Swiss Economics Minister Joseph Deiss has called the lack of progress during trade talks at the World Trade Organization (WTO) in Geneva "frustrating."This content was published on July 1, 2006 - 18:54
Ministers at the meeting failed to broker a deal on farm and industrial goods, possibly delaying a new global trade treaty that could lift millions of people out of poverty.
Discussions stalled late on Friday at the end of the first of an originally scheduled three days of negotiations between ministers from 60 states. Plans had been to settle the core issues that are blocking progress on five-year-old talks known as the Doha round.
Despite warnings by the head of the WTO, Pascal Lamy, that the future of the round hung by a thread, top trading powers were unable to agree on how far rich nations should slash farm subsidies and tariffs and developing countries open their manufacturing markets.
Deiss said on Saturday he personally regretted the lack of progress.
"We were prepared to move forward, but the failure of the major players to close the gap between them prevented any movement," he added. "I regret there was no way of entering real negotiations."
Developing countries said they would not let rich nations negotiate away the primary purpose of the Doha round - to give economic opportunities to millions living in poverty.
"We are not here to bend backwards to accommodate more market access for industrialised nations. We are not going to allow ourselves to be blamed for any failure," said Zambian Trade Minister Dipak Patel.
The talks pit the European Union and the United States against each other and against leading developing nations.
Deiss said any progress was dependent on the US, the EU and the G20 group of industrialised and emerging nations finding common ground.
Switzerland has been defending its own agricultural policies while pushing for liberalisation of services and lower tariffs for industry. Swiss farmers are among the world's most subsidised.
The US is resisting pressure to give ground on farm subsidies, which developing countries say prevent them competing on world markets. Talk by the EU that it could be more flexible on farm import tariffs was not enough for a deal.
Developing countries said concessions by the rich WTO states on farm trade are a condition for them to cut industrial tariffs, the other half of a hoped-for bargain in Geneva. But rich state demands on manufacturing were excessive.
The G10 group of agricultural importers, headed by Switzerland, has said it is prepared to accept the EU's position on market access. Deiss added though that the group would give some specific products "extreme importance and would not accept a maximum level for import duties."

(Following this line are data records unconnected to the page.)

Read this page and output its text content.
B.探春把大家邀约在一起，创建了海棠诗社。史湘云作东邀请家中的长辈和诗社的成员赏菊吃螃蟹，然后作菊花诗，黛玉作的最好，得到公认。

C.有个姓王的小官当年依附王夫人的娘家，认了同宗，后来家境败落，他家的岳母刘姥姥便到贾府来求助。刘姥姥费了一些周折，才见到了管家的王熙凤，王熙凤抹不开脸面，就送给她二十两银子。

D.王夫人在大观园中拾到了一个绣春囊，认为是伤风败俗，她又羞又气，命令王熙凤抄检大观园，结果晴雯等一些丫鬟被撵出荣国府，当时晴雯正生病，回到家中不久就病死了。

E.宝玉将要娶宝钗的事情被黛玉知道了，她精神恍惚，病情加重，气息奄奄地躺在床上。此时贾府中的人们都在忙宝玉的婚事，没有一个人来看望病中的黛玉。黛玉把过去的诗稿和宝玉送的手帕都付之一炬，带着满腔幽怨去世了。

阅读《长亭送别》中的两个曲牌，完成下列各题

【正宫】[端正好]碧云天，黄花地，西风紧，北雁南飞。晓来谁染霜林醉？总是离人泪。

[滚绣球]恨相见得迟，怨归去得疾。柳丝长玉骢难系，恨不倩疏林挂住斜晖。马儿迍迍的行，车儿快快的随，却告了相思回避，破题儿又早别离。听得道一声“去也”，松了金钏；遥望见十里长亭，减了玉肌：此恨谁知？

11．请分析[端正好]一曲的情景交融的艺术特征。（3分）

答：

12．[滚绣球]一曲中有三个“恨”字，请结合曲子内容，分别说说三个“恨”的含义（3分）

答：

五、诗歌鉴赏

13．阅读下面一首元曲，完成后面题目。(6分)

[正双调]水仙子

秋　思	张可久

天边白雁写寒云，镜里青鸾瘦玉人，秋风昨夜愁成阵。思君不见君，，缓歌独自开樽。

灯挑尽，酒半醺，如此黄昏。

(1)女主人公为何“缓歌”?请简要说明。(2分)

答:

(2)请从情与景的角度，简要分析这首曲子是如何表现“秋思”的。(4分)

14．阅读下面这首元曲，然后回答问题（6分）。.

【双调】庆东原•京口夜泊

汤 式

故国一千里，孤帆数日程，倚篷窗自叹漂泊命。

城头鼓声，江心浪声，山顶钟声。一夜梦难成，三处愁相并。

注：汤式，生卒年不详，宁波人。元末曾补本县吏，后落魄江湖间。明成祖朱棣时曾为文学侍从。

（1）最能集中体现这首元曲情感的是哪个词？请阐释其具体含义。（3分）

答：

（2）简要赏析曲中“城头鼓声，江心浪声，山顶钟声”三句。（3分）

The economics minister, who retires on July 31, said he still hoped to return to Geneva to witness some real progress before the end of the month.
Deiss did manage however to sign a free-trade agreement between the European Free Trade Association and the Southern African Customs Union while at the meeting.
Without a deal this weekend, Lamy had warned the WTO could run out of time to finish the Doha round, which also includes complex issues such as services, by the end of the year which is the absolute cut-off.
Calling the meeting neither a "success nor a disaster", European Union trade chief Peter Mandelson said a breakthrough must now come before the end of July.
Heads of government of the so-called G6 - Australia, Brazil, India, Japan, the EU and the United States - which has been taking the lead in negotiations, could soon meet, possibly at the G8 summit later this month in St Petersburg, Russia.
Launched in 2001 with the avowed aim of boosting the global economy and tackling poverty, the round has already missed a series of deadlines. Without a full trade treaty by the end of 2006, the round faces collapse or hibernation for years, diplomats say.
swissinfo with agencies
Switzerland has been defending its agricultural policies, but the WTO has asked the Swiss to cut farming subsidies and import tariffs on agricultural products.
Switzerland presides over the G10, a group of nine countries that are leading net importers of agricultural products. The members include South Korea, Japan, Norway, Iceland, Israel and Taiwan.
The G20 is a group of developing countries, including South Africa, Brazil, China, India and Kenya.